Immeuble des peuples autochtone: les Métis veulent leur propre jeu de clés

OTTAWA — Le Ralliement national des Métis veut pouvoir accéder en tout temps à l’Immeuble des peuples autochtones situé en face de la Colline du Parlement, dans l’ancienne ambassade des États-Unis.

Les dirigeants du Ralliement national des Métis, de l’Assemblée des Premières Nations et de l’organisation Inuit Tapiriit Kanatami se sont rencontrés la semaine dernière pour discuter de l’état de l’immeuble, sis au 100, rue Wellington.

L’immeuble était vacant depuis deux décennies lorsque le premier ministre Justin Trudeau s’est engagé en 2017 à dédier l’édifice aux peuples autochtones du Canada. Depuis, les trois principaux regroupements autochtones du pays collaborent avec le gouvernement afin que l’endroit reflète bien leur histoire et leur identité culturelle.

Ces organisations pourraient aussi avoir leurs bureaux à l’intérieur de l’édifice. Certains endroits pourraient être ouverts à des visites publiques. Les travaux sont presque terminés, mais l’immeuble n’a pas encore officiellement ouvert ses portes.

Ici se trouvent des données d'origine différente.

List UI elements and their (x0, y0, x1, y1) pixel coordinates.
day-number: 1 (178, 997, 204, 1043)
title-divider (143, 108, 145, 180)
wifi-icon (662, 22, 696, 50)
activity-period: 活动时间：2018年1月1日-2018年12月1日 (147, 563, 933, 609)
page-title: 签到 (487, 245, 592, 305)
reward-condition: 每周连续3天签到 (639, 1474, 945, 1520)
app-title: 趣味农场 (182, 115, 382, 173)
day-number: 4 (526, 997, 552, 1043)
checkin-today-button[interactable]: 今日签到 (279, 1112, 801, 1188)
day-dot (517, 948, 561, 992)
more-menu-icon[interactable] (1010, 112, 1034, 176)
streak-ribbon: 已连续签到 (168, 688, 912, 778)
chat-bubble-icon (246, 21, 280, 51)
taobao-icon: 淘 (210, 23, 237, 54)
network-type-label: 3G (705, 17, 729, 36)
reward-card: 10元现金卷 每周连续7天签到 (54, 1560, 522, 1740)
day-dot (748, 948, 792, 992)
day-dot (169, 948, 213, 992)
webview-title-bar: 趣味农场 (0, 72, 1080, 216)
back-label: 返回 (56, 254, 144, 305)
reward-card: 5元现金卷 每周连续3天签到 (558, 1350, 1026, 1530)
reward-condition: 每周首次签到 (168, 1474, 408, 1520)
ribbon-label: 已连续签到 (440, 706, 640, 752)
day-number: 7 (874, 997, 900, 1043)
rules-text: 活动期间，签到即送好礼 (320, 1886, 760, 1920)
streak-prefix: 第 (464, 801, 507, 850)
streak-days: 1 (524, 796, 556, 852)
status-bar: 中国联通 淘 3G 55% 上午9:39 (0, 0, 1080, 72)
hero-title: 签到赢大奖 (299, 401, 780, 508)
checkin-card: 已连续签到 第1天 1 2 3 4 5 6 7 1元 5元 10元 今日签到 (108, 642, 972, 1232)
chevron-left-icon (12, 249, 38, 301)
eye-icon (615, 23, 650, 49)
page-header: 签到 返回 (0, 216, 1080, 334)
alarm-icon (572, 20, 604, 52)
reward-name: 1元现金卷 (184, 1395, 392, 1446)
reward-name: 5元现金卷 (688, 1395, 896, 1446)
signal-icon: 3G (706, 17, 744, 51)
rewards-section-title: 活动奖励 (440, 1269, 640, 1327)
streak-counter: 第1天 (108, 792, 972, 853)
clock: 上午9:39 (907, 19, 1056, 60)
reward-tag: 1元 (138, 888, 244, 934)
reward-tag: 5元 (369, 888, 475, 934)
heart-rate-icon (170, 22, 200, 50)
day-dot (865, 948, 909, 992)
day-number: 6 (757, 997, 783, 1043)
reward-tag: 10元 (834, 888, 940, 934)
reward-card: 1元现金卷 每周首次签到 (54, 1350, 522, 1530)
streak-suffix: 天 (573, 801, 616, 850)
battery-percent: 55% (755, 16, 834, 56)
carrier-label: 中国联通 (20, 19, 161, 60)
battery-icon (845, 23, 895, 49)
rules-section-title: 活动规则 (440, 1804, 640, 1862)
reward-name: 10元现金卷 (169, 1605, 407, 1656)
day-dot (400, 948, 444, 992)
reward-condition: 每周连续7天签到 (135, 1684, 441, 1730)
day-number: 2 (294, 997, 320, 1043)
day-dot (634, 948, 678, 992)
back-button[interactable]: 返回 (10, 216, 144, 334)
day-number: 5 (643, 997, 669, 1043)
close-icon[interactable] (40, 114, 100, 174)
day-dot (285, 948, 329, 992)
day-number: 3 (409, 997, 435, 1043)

Le vice-président du Ralliement national des Métis, David Chartrand, dit avoir raconté à ses collègues qu’il avait récemment voulu faire visiter le bâtiment à une délégation métisse. Il avait alors dû envoyer des demandes à plusieurs fonctionnaires fédéraux avant d’y pénétrer, une situation qu’il a jugée frustrante.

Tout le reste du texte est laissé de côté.